UnB/HUB - Hospital Universitário de Brasília (DF) — Prova 2015
Em cada um do item a seguir, é apresentado um caso clínico a respeito de doenças cardiovasculares na infância e na adolescência, seguido de uma assertiva a ser julgada.Escolar do sexo masculino com 30 kg apresentava quadro de febre e poliartralgia migratória havia uma semana. Sua mãe relatou que três semanas antes do início do quadro ele havia tido amigdalite bacteriana, tratada com antibiótico. No exame clínico, além de artrite no joelho direito, foram identificados sopro sistólico em foco mitral e sopro diastólico em foco aórtico, sem sinais de descompensação cardíaca. O hemograma completo mostrou leucocitose com neutrofilia, sem desvio para a esquerda e sem granulações tóxicas. A dosagem de ASLO foi de 1.000 UI e a da proteína C reativa, de 5 UI/L. A ecocardiografia do paciente revelou a presença de regurgitação aórtica e mitral, com câmaras cardíacas de tamanhos normais. Nesse caso, a terapêutica medicamentosa indicada para o paciente consiste na administração de penicilina benzatina por via intramuscular, na dose de 1.200.000 UI e prednisona por via oral na dose de 2 mg/kg/dia por três semanas, com redução progressiva semanal do corticoide em 20%.
Febre Reumática com cardite → Penicilina benzatina + Corticoide (Prednisona) para inflamação.
O caso descreve um quadro clássico de febre reumática com cardite (sopro mitral e aórtico, regurgitação na eco) e poliartrite, após amigdalite estreptocócica. O tratamento inclui penicilina para erradicar o estreptococo e profilaxia, e prednisona para controlar a inflamação da cardite.

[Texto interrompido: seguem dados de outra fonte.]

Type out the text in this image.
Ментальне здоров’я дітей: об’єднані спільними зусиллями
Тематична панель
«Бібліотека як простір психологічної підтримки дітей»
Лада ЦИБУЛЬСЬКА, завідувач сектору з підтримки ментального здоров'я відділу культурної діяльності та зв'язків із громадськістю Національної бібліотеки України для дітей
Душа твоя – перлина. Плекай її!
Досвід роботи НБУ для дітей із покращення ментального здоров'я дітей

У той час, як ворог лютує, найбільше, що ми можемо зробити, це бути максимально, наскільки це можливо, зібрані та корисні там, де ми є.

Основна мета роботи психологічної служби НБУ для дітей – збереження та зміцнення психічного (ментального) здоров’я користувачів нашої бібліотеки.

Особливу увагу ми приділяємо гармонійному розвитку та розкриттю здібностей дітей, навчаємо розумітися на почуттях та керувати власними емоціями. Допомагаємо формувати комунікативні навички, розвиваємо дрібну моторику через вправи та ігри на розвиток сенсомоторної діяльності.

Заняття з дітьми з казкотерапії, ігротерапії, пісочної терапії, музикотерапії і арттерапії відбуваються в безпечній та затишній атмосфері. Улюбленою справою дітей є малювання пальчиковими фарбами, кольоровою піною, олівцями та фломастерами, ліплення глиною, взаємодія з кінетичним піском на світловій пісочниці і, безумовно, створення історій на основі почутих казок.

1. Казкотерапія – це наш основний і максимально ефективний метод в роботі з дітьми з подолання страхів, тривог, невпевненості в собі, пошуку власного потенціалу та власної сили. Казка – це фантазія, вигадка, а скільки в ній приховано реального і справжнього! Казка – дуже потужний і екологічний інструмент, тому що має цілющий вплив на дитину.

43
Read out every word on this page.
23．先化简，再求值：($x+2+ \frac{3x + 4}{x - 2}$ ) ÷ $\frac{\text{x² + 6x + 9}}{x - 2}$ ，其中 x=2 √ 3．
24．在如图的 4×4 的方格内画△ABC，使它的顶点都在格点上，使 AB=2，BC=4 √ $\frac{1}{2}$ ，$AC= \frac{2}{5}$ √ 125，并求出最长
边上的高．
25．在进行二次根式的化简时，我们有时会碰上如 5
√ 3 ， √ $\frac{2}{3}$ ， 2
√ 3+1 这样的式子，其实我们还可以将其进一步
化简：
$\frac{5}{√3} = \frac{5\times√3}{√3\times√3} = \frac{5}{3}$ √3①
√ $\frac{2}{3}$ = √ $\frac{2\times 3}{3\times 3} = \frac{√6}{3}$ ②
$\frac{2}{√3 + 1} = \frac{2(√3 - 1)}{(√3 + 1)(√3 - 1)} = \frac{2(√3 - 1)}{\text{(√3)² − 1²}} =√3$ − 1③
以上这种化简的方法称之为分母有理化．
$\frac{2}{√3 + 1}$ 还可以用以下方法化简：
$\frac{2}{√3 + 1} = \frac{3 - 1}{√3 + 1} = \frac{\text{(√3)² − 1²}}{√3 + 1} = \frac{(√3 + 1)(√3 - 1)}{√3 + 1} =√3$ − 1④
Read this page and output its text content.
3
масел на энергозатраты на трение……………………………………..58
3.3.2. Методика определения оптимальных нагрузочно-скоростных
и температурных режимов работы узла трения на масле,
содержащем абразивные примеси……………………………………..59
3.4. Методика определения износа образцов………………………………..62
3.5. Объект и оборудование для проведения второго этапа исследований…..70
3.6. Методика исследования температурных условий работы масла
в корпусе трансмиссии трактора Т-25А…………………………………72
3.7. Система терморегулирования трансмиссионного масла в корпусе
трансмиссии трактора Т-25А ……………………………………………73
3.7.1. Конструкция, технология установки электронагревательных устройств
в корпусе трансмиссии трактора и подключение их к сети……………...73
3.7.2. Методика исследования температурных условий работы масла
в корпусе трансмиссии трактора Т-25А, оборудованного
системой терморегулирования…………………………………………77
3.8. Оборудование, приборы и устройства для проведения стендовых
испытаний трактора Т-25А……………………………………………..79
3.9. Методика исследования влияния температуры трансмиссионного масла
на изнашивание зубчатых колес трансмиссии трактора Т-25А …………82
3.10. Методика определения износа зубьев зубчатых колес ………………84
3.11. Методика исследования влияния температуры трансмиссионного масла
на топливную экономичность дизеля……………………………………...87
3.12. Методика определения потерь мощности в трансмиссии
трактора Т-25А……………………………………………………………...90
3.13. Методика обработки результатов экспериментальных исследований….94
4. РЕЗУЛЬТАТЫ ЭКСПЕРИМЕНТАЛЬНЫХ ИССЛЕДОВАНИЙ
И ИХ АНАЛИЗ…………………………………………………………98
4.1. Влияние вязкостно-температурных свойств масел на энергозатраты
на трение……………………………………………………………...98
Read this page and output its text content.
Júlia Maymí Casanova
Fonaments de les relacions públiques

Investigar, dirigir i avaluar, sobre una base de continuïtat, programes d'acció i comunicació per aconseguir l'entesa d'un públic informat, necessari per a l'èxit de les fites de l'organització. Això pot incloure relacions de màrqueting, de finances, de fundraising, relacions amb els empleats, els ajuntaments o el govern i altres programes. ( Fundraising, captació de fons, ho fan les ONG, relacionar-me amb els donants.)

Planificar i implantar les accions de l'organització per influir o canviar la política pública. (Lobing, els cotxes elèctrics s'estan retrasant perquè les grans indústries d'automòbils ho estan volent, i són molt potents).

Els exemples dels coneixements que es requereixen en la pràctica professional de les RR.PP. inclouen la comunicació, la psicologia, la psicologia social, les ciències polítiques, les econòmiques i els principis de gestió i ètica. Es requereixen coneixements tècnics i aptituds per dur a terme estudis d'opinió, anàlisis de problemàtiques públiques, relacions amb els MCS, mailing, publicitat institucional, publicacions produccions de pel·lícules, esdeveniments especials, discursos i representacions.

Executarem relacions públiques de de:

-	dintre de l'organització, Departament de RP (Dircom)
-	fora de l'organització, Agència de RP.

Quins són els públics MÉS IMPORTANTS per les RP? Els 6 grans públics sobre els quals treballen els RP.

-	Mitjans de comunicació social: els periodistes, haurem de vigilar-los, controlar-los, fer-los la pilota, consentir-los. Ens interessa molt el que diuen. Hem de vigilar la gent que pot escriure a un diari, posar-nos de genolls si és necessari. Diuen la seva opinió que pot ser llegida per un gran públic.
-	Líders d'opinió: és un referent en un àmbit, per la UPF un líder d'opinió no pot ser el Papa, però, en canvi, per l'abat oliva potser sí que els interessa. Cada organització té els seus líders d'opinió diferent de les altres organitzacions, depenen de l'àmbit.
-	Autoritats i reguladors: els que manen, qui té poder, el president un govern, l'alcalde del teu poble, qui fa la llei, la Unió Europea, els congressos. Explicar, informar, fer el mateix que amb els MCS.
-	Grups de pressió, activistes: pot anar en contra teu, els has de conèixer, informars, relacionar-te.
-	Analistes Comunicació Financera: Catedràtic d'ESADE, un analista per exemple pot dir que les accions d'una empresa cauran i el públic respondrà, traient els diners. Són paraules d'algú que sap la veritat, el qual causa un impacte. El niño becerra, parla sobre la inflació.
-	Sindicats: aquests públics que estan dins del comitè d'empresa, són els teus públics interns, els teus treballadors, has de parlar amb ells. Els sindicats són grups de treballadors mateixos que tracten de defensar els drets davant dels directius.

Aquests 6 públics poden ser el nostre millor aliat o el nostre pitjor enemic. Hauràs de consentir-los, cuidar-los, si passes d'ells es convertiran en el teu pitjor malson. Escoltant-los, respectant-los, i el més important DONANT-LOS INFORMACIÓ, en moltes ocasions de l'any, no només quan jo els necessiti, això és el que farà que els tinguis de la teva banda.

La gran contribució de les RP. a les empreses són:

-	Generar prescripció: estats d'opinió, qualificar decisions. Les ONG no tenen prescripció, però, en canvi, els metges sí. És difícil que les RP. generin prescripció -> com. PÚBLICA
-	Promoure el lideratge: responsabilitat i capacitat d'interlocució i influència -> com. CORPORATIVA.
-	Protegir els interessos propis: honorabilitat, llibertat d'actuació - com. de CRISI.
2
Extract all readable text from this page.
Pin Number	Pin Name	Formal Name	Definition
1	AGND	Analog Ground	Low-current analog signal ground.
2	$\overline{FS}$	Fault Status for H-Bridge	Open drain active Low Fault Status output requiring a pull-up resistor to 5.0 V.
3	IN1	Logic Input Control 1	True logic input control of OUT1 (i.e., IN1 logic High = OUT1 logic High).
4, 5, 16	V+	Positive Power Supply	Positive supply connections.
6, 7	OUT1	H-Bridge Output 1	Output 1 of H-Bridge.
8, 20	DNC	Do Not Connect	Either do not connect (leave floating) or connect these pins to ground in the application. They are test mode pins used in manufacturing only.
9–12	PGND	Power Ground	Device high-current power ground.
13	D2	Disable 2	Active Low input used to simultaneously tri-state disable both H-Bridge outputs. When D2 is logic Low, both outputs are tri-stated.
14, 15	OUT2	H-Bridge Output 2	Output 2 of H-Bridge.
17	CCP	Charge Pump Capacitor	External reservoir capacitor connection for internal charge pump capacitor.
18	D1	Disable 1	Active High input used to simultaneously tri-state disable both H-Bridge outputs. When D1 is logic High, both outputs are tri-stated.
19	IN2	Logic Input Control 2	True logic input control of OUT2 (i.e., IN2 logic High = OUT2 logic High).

A febre reumática é uma doença inflamatória sistêmica autoimune que pode ocorrer após uma infecção de garganta por Streptococcus pyogenes não tratada ou inadequadamente tratada. É uma das principais causas de doença cardíaca adquirida em crianças e jovens em países em desenvolvimento. O diagnóstico precoce e o tratamento adequado são cruciais para prevenir a progressão para a doença cardíaca reumática crônica. A fisiopatologia envolve uma reação autoimune onde anticorpos produzidos contra o estreptococo reagem de forma cruzada com tecidos do próprio corpo, especialmente coração, articulações, cérebro e pele. O diagnóstico é baseado nos Critérios de Jones, que combinam manifestações clínicas maiores e menores com evidência de infecção estreptocócica recente. A cardite é a manifestação mais grave, podendo levar a lesões valvares permanentes. O tratamento da fase aguda visa erradicar o estreptococo (com penicilina) e controlar a inflamação (com anti-inflamatórios, como prednisona para cardite ou AINEs para artrite). A profilaxia secundária com penicilina benzatina é essencial e deve ser mantida por anos, ou até a idade adulta, dependendo da presença e gravidade da cardite, para prevenir recorrências e danos cardíacos progressivos.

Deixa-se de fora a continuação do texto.